Canadian library statistics visualized with R and Google Motion Charts

r librarystats

Here's an example of using the googleVis package for R, which makes it easy to use the Google Visualization API.

(If you're reading this through an RSS feed and don't see an interactive chart below, come see the full blog post. You'll want to play with it.)

I already had some cleaned-up Association of Research Library statistics sitting around in arl-1989-2009.csv, and then all it took was this in R (and setting up canada.toplot could have been done in one line):

> install.packages('googleVis')
> arl <- read.csv("http://www.miskatonic.org/files/arl-1989-2009.csv")
> canada <- subset(arl, REGION == 10)
> canada.toplot <- canada[, c(1, 3, 39, 41, 42, 44, 55, 57, 66, 67, 70)]
> M <- gvisMotionChart(canada.toplot, idvar="INAM", timevar="YEAR")
> plot(M) # to plot it locally
> cat (M$html$chart, file="chart.html") # so I could include it here

The variable names are what the ARL uses.

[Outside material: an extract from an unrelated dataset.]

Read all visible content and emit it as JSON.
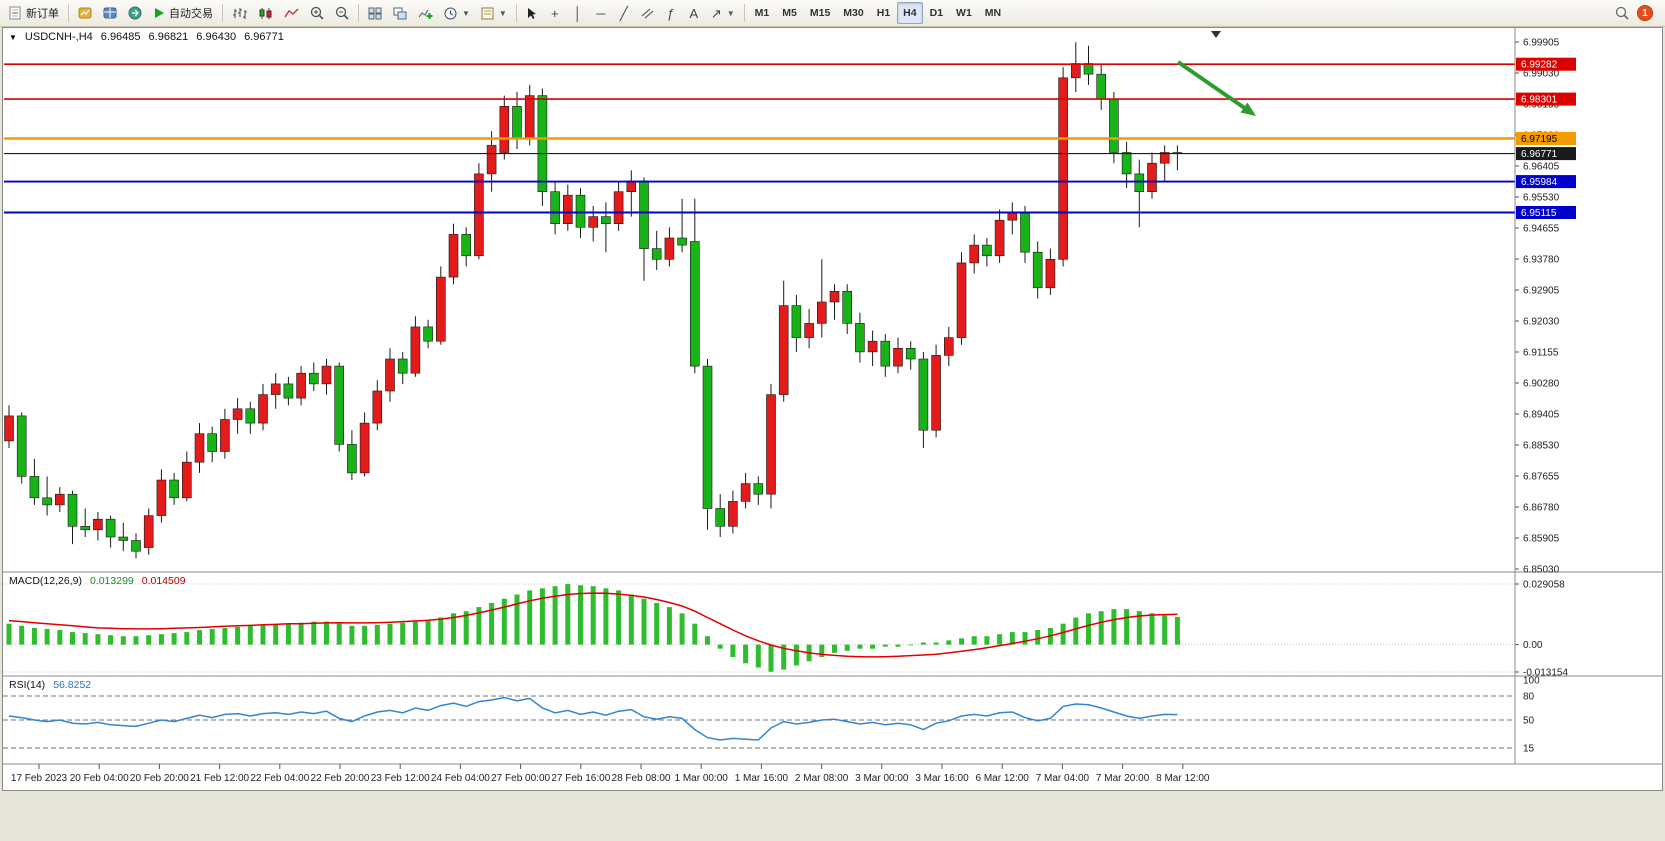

They are:

  • TOTCIRC = total circulation
  • PRFSTF = number of professional staff
  • NPRFSTF = number of non-professional staff
  • TOTSTF = total staff
  • TOTSAL = total salaries
  • TOTEXP = total expenditures
  • TOTSTU = total number of students
  • GRADSTU = number of graduate students
  • FAC = number of faculty

Try starting off with TOTSTU against FAC or TOTSTU against TOTCIRC, There are lots of other variables that could be plotted but to keep it manageable I just picked out some I thought would be interesting. Try turning on the log view and seeing how that changes things.

(It's funny how Library and Achives Canada jumps in at the end out of nowhere with a very large number of staff. Did they just recently join the ARL? Is my data wrong?)